During my quest for Virtualizing many grains of sand I found myself needing to distribute my processing code to operate on multiple machines, in order to overcome memory restraints. This raises the inevitable consequence of needing a central repository of files that can be accessed by multiple machines. Due to University of Nottingham policy to remove shared network drives and move all file storage onto office365, this topic is far more troublesome than it has been previously, as files need to be downloaded via OneDrive to the local machine for processing. Downloading the full 200GB of data to each machine without OneDrive could have been done. However, this lacks the advantage that any analysis can be shared between machines and furthermore, this method would require manually re-uploading processed data.

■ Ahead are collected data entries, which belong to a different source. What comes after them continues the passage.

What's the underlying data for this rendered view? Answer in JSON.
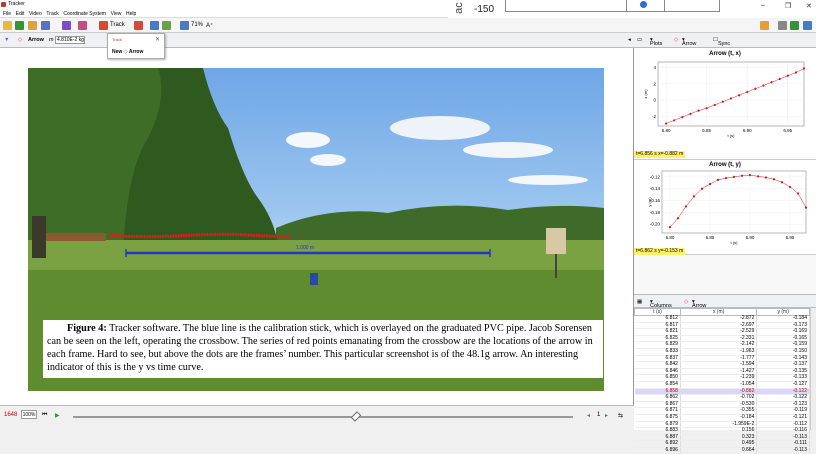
{
  "app": {
    "title": "Tracker"
  },
  "menu": [
    "File",
    "Edit",
    "Video",
    "Track",
    "Coordinate System",
    "View",
    "Help"
  ],
  "background_window": {
    "ac": "ac",
    "value": "-150"
  },
  "toolbar": {
    "track_label": "Track",
    "zoom_label": "71%"
  },
  "track_bar": {
    "track_name": "Arrow",
    "mass_label": "m",
    "mass_value": "4.810E-2 kg"
  },
  "popup": {
    "title": "Track",
    "new_label": "New",
    "arrow_label": "Arrow"
  },
  "photo": {
    "calibration_label": "1.000 m"
  },
  "caption": {
    "lead": "Figure 4:",
    "text": " Tracker software. The blue line is the calibration stick, which is overlayed on the graduated PVC pipe. Jacob Sorensen can be seen on the left, operating the crossbow. The series of red points emanating from the crossbow are the locations of the arrow in each frame. Hard to see, but above the dots are the frames’ number. This particular screenshot is of the 48.1g arrow. An interesting indicator of this is the y vs time curve."
  },
  "bottom": {
    "frame_number": "1648",
    "zoom_percent": "100%",
    "step_count": "1"
  },
  "plots_bar": {
    "plots_label": "Plots",
    "track_label": "Arrow",
    "sync_label": "Sync"
  },
  "plot1": {
    "title": "Arrow (t, x)",
    "ylabel": "x (m)",
    "xlabel": "t (s)",
    "status": "t=6.856 s  x=-0.882 m",
    "yticks": [
      "4",
      "2",
      "0",
      "-2"
    ],
    "xticks": [
      "6.80",
      "6.85",
      "6.90",
      "6.95"
    ]
  },
  "plot2": {
    "title": "Arrow (t, y)",
    "ylabel": "y (m)",
    "xlabel": "t (s)",
    "status": "t=6.862 s  y=-0.153 m",
    "yticks": [
      "-0.12",
      "-0.14",
      "-0.16",
      "-0.18",
      "-0.20"
    ],
    "xticks": [
      "6.80",
      "6.85",
      "6.90",
      "6.95"
    ]
  },
  "chart_data": [
    {
      "type": "scatter",
      "title": "Arrow (t, x)",
      "xlabel": "t (s)",
      "ylabel": "x (m)",
      "xlim": [
        6.79,
        6.97
      ],
      "ylim": [
        -3.2,
        4.7
      ],
      "x": [
        6.8,
        6.81,
        6.82,
        6.83,
        6.84,
        6.85,
        6.86,
        6.87,
        6.88,
        6.89,
        6.9,
        6.91,
        6.92,
        6.93,
        6.94,
        6.95,
        6.96,
        6.97
      ],
      "y": [
        -2.9,
        -2.5,
        -2.1,
        -1.7,
        -1.3,
        -1.0,
        -0.6,
        -0.2,
        0.2,
        0.6,
        1.0,
        1.4,
        1.8,
        2.2,
        2.6,
        3.0,
        3.4,
        3.9
      ]
    },
    {
      "type": "scatter",
      "title": "Arrow (t, y)",
      "xlabel": "t (s)",
      "ylabel": "y (m)",
      "xlim": [
        6.79,
        6.97
      ],
      "ylim": [
        -0.215,
        -0.11
      ],
      "x": [
        6.8,
        6.81,
        6.82,
        6.83,
        6.84,
        6.85,
        6.86,
        6.87,
        6.88,
        6.89,
        6.9,
        6.91,
        6.92,
        6.93,
        6.94,
        6.95,
        6.96,
        6.97
      ],
      "y": [
        -0.205,
        -0.19,
        -0.17,
        -0.153,
        -0.14,
        -0.132,
        -0.125,
        -0.122,
        -0.12,
        -0.118,
        -0.117,
        -0.119,
        -0.121,
        -0.124,
        -0.129,
        -0.137,
        -0.148,
        -0.172
      ]
    }
  ],
  "table_bar": {
    "columns_label": "Columns",
    "track_label": "Arrow"
  },
  "table": {
    "headers": [
      "t (s)",
      "x (m)",
      "y (m)"
    ],
    "rows": [
      [
        "6.812",
        "-2.872",
        "-0.184"
      ],
      [
        "6.817",
        "-2.697",
        "-0.173"
      ],
      [
        "6.821",
        "-2.529",
        "-0.169"
      ],
      [
        "6.825",
        "-2.331",
        "-0.165"
      ],
      [
        "6.829",
        "-2.142",
        "-0.159"
      ],
      [
        "6.833",
        "-1.963",
        "-0.150"
      ],
      [
        "6.837",
        "-1.777",
        "-0.143"
      ],
      [
        "6.842",
        "-1.594",
        "-0.137"
      ],
      [
        "6.846",
        "-1.427",
        "-0.135"
      ],
      [
        "6.850",
        "-1.239",
        "-0.133"
      ],
      [
        "6.854",
        "-1.054",
        "-0.127"
      ],
      [
        "6.858",
        "-0.882",
        "-0.122"
      ],
      [
        "6.862",
        "-0.702",
        "-0.122"
      ],
      [
        "6.867",
        "-0.530",
        "-0.123"
      ],
      [
        "6.871",
        "-0.355",
        "-0.119"
      ],
      [
        "6.875",
        "-0.184",
        "-0.121"
      ],
      [
        "6.879",
        "-1.959E-2",
        "-0.112"
      ],
      [
        "6.883",
        "0.156",
        "-0.116"
      ],
      [
        "6.887",
        "0.323",
        "-0.113"
      ],
      [
        "6.892",
        "0.495",
        "-0.111"
      ],
      [
        "6.896",
        "0.664",
        "-0.113"
      ]
    ],
    "selected_index": 11
  }
}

Whilst OneDrive is easy to interact with via Windows File Explorer/MacOS Finder, it leaves a lot to be desired when interacting via the command line. A help document does explain the functionality but is not well publicised. To simplify this process, a gist is available on my github containing two python functions for pinning (download) and unpinning (offload) files from a OneDrive or Sharepoint hosted directory, by a subprocess call. The directories first need to be synced to your machine, and if on MacOS the path to the OneDrive executable needs to be given in the python file.
These functions work idnetically on both Windows and MacOS, as python’s
pathlib module is used to detect whether a path is Windows or MacOS flavoured.
Here outputs of the subprocess command are redirected to DEVNULL but revealing the outputs will return the exit code on MacOS. Code 0 means the operation has been successful.
Running these commands in advance of operating on the downloaded files has a great impact on speed, rather than letting OneDrive download them as and when needed.